Fast forward to about 0:30 — or just watch.

LOOK! They took Barney Bear's pants too!!!

Tuesday, March 23, 2010

The Hatbox Ghost Is Captured On Film!

Pay attention at around 4 minutes 29 seconds into the video, where you'll see me helping with lending a hand to the king. In fact, there I am in the preview frame, sans topper. (OK, so I'm not very tall. While I may be short in stature, I'm long on legend. Besides, I wasn't finished!)

Kurt Russell and The Osmonds — now, that's SCARY!

Sunday, March 21, 2010

Michael, You're Making Me Homesick

Does any of this look familiar to you?

It sure does me. *SIGH*

To refresh your memory, I suggest:

Thursday, March 18, 2010

Who Is The Hatbox Ghost?

Me, in all of my para-abnormal (and pantless) splendor.

The following is the current (at the time of this writing) Wikipedia entry for yours ghoully, a listing for which I am partly (largely?) and proudly responsible:

THE HATBOX GHOST is a character that appeared originally in Disneyland's Haunted Mansion but was removed shortly after the attraction's debut. Located formerly in the ride's attic scene, the figure is described as "an elderly ghost in a cloak and top hat, leaning on a cane with a wavering hand and clutching a hatbox in the other."

The idea behind the Hatbox Ghost was for his head to vanish from atop his shoulders and reappear alternately inside his hatbox, in time with an adjacent bride figure's beating heart. According to Imagineer Chris Merritt in an interview with DoomBuggies.com, the effect was never completely successful due to the illusion's close proximity to the ride vehicles:

"The gag was based purely on lighting. The ghost's head was illuminated by black lighting. A light inside the hatbox he held would rhythmically illuminate and hide the head in the hatbox, while, in tandem, the actual head on the ghost's shoulders would be hidden by extinguishing the black lighting."
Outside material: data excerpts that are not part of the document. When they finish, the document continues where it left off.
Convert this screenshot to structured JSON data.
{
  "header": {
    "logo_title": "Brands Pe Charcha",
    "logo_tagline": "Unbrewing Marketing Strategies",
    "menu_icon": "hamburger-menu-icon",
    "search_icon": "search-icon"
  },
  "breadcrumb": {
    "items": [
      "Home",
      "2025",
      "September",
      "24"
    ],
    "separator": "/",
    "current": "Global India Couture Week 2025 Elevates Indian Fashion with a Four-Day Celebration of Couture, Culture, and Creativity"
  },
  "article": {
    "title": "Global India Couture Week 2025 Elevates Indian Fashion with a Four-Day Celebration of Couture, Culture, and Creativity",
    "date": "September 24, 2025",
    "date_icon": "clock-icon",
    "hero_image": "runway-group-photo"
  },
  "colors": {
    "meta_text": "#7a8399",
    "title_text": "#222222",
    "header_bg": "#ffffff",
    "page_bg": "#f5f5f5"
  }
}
The Hatbox Ghost was installed in The Haunted Mansion and in place for cast member (park employee) previews on the nights of August 7 and 8, 1969. Immediately, it became apparent that the effect had failed, as ambient light in the attraction's attic scene prevented the spectre's face from disappearing completely, despite the turning off of its designated spotlight. Although The Hatbox Ghost was removed before the ride's public opening on August 9, 1969, a number of attraction visitors claim to have seen the figure in the attic scene during the weeks following, suggesting that attempts were made to remedy technical problems before permanent uninstallation. A photo of the figure in situ is featured on the Doombuggies.com website. And on the DVD, "Disneyland Resort: Imagineering the Magic," Senior Vice President of Creative Development at Walt Disney Imagineering Tony Baxter displays an attraction maintenance slip that lists the original Hatbox Ghost.
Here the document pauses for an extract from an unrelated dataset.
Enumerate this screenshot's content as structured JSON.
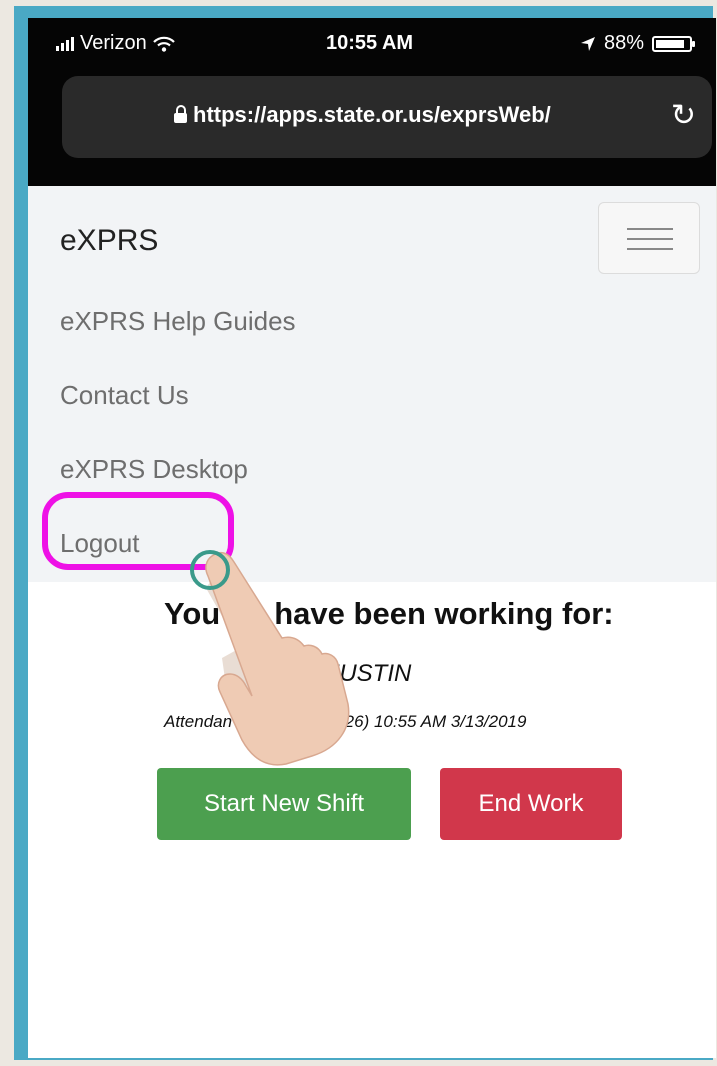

Although no one knows what became of The Hatbox Ghost, there are speculations as to his fate. One report claims that its parts were recycled into one of the Eagle Sam audio-animatrons used in the America Sings attraction which opened at Disneyland in 1974. But this seems unlikely, in view of the simplicity of the The Hatbox Ghost's design and construction. A second Hatbox Ghost was produced for but never installed in Walt Disney World's Haunted Mansion. The whereabouts of this figure remain a mystery as well. However, the head on the pop-up ghoul that is seen as guests depart the Disneyland Haunted Mansion's interior cemetery scene is identical to that of the original Hatbox Ghost.
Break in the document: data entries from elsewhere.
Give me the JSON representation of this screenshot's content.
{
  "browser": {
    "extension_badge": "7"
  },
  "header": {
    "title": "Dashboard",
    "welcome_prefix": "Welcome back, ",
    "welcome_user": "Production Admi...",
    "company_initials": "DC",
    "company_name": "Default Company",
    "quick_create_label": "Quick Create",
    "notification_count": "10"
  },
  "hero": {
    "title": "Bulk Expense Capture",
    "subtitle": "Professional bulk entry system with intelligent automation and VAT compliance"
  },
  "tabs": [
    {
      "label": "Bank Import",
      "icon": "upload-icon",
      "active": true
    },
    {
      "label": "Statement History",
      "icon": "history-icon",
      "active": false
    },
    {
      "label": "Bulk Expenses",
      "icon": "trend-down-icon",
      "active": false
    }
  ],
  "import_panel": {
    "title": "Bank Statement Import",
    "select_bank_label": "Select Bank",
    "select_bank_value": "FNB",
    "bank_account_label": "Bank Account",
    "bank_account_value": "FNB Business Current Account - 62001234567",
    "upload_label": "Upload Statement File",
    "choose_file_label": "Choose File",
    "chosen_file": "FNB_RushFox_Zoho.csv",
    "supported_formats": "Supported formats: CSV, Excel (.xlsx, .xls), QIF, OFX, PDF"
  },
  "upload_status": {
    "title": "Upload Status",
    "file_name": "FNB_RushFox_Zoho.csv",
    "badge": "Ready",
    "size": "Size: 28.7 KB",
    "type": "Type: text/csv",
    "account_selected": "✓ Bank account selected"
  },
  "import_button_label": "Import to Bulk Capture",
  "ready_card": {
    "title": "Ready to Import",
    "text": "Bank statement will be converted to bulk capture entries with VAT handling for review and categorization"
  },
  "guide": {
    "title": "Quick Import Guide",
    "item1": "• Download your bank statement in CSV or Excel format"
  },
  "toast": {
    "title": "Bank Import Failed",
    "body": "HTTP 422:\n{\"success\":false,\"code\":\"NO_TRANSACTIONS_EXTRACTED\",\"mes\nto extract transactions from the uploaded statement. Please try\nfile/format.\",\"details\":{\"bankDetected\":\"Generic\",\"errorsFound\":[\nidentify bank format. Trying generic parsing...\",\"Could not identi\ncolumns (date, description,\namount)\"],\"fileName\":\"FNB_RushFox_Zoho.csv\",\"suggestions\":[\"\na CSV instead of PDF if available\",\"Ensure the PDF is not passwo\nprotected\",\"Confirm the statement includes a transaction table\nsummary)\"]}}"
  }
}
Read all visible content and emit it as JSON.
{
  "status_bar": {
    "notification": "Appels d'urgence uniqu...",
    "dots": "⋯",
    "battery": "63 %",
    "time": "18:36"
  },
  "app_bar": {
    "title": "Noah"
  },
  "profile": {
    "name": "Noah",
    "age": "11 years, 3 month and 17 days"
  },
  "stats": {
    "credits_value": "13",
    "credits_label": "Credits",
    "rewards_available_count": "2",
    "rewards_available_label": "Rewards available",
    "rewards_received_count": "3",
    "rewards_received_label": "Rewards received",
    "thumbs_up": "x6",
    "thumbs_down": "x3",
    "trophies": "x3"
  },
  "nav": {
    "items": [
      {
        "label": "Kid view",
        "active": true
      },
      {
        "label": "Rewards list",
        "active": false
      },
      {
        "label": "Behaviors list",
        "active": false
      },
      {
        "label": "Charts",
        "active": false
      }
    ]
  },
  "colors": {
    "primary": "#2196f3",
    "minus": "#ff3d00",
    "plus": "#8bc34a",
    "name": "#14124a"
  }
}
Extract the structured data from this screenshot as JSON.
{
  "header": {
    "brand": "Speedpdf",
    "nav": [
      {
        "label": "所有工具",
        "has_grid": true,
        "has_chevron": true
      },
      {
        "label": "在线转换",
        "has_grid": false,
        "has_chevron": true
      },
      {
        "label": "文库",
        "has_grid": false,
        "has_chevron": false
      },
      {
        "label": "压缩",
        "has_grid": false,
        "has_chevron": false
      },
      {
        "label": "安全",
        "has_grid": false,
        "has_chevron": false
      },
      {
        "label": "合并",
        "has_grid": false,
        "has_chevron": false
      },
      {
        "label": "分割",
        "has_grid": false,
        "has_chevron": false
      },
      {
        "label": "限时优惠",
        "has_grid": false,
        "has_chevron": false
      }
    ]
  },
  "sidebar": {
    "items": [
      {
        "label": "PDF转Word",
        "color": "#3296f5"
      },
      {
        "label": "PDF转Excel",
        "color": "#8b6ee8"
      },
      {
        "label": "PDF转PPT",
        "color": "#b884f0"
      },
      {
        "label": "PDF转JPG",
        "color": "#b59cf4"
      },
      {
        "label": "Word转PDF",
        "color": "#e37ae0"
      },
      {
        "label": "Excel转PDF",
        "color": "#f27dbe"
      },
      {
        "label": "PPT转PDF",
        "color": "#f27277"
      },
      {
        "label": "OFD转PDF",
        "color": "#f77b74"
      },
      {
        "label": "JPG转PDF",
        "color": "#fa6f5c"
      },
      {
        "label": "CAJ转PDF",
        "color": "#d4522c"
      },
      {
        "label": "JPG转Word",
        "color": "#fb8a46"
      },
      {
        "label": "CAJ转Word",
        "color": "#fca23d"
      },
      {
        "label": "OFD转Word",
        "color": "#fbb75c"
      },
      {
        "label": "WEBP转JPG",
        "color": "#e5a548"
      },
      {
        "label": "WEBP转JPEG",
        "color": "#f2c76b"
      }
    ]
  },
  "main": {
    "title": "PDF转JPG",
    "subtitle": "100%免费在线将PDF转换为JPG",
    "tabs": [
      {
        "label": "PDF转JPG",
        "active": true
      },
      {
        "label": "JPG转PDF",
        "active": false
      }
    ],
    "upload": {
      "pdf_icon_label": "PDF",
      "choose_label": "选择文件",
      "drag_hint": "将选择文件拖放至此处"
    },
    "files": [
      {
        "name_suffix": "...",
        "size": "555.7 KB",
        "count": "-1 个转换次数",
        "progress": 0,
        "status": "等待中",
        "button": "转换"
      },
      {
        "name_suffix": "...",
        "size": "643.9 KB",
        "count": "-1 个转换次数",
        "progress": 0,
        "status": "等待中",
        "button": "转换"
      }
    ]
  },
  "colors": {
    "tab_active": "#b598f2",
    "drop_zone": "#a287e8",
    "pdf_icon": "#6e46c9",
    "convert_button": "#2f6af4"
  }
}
Because The Hatbox Ghost featured prominently in the artwork and narration for popular Haunted Mansion record albums sold for many years at Disney parks, he has never been forgotten and has become somewhat of a legend, complete with cult following. Many fans of the ride wish to see him returned and await that day eagerly. In 2009, The Hatbox Ghost appeared repeatedly in art and souvenirs created for the 40th Anniversary of the Haunted Mansion, a reflection of fan interest in the character. Artists Kevin Kidney and Jody Daily crafted their version of an afterlife-size replica of The Hatbox Ghost that was auctioned for $9,400.00 at the first D23 Expo, held in September of the same year. In addition, The Hatbox Ghost was the official "spooksperson" for Disneyland Resort's 2009 O-pin House pin trading event and Haunted Holidays celebration.